Мне бы следовало сказать: «Я не гомик», притвориться, что я пошутил, но я не в силах выдавить это из себя. Слова горечью обжигают язык.
У Мэтта вид все еще испуганный.
– Мне казалось, ты сто лет встречался с той цыпочкой – Клэр, кажется?
– Встречался.
– И?
– И… что? – пожимаю я плечами.
– И каково это, если ты гей?
– Я не гей.
Мэтт озадачен:
– Ты же только что пригласил меня на свиданку, чел.
– Да, но я не гей. Просто…
Звенит предупредительный звонок, спасая меня от необходимости объяснять. Мэтт поправляет рюкзак на плечах.
– Ладно, дело твое, – говорит он, не дожидаясь ответа. – Значит, после школы? Травка?

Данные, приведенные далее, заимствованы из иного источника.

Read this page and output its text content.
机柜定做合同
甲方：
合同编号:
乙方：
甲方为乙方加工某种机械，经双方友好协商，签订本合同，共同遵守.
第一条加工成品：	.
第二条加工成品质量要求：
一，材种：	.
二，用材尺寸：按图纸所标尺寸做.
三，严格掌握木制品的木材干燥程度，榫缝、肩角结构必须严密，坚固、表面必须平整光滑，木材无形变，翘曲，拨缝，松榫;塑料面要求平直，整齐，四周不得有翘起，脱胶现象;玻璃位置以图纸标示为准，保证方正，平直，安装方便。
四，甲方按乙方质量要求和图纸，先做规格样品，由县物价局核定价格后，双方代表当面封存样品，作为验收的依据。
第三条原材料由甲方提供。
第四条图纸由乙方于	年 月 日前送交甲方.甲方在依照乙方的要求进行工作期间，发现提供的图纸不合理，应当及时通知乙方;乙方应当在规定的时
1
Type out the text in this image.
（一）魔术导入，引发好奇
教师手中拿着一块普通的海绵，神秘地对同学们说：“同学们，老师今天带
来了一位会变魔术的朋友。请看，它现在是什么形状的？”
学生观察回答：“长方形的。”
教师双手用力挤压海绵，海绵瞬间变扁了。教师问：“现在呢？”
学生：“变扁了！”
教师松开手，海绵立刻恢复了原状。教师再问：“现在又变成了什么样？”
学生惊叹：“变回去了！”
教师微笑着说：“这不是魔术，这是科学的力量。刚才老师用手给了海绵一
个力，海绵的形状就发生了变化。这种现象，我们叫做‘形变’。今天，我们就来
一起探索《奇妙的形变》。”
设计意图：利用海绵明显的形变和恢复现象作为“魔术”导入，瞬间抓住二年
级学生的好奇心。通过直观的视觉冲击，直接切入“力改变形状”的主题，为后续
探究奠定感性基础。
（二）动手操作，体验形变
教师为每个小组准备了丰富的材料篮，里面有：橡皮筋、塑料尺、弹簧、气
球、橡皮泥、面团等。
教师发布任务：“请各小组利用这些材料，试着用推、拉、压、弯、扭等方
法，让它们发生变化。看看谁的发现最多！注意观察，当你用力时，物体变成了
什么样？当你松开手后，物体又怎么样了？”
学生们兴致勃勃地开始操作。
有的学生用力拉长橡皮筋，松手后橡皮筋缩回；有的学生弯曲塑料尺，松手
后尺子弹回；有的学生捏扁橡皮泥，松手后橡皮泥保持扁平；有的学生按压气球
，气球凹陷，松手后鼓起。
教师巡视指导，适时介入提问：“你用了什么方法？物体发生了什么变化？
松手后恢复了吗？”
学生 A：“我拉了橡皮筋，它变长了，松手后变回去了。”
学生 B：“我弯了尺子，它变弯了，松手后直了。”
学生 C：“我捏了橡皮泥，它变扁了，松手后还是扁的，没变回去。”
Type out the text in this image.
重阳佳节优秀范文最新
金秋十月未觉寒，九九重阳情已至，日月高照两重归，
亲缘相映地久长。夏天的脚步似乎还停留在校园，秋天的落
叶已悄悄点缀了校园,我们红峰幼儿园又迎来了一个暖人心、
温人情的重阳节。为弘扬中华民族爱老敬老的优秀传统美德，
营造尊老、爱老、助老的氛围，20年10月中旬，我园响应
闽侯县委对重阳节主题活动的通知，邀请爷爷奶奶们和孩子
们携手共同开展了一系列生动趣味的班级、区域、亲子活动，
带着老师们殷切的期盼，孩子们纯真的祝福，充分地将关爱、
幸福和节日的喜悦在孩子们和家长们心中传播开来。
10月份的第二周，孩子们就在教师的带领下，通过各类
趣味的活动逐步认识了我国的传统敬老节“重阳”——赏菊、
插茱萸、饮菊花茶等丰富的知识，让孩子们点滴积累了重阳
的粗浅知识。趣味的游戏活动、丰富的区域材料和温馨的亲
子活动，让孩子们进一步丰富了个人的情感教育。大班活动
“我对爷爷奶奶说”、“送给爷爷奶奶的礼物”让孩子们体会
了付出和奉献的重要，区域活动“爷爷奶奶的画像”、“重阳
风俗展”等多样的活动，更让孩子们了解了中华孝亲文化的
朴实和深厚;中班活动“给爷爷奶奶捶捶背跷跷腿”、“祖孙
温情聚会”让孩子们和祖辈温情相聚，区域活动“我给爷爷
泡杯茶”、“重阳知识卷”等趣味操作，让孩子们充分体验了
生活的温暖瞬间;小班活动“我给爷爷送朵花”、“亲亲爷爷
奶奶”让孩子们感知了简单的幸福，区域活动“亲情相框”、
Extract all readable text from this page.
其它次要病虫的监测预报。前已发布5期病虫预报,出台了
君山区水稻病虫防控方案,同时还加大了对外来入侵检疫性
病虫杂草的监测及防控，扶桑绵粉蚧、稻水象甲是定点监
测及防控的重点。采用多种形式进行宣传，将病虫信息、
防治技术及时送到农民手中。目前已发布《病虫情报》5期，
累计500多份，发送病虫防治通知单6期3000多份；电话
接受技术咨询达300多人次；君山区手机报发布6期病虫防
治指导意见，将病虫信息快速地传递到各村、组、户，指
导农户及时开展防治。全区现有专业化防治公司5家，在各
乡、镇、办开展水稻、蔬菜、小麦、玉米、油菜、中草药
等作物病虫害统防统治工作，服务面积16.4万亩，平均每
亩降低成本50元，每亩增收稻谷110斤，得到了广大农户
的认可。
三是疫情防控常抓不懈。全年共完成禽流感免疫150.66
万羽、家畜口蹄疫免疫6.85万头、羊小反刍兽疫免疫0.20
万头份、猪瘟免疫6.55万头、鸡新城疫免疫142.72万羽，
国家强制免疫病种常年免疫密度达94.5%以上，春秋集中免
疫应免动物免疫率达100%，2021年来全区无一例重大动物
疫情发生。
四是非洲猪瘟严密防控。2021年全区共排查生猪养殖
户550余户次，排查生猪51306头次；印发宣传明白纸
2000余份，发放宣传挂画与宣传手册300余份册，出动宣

По рукам?
– Конечно, – подтверждаю я. – И… м-м… Мэтт!
– Что?
– Не говори никому, пожалуйста… ладно?
Он передергивает плечами:
– Да, конечно.
Он идет прочь. Я смущен, но, провожая его взглядом, вздыхаю с облегчением. Терпеть не могу беседы на тему «Кто такой пансексуал[19]?». А то мне снова пришлось бы объяснять то, что я уже растолковывал сотни раз всем своим родным: дядям, тетям, кузинам и кузенам. И мне предстоит еще миллион раз это повторять, пока не помру, а меня уже тоска берет.
19
Пансексуал – тот, кого могут привлекать люди любой ориентации. В основе отношений не половая принадлежность, а моральная сторона: эмоции, ценности, личные качества. Отличие пансексуалов от бисексуалов заключается в том, что первых совершенно не заботит не только половая принадлежность партнера, но даже своя собственная.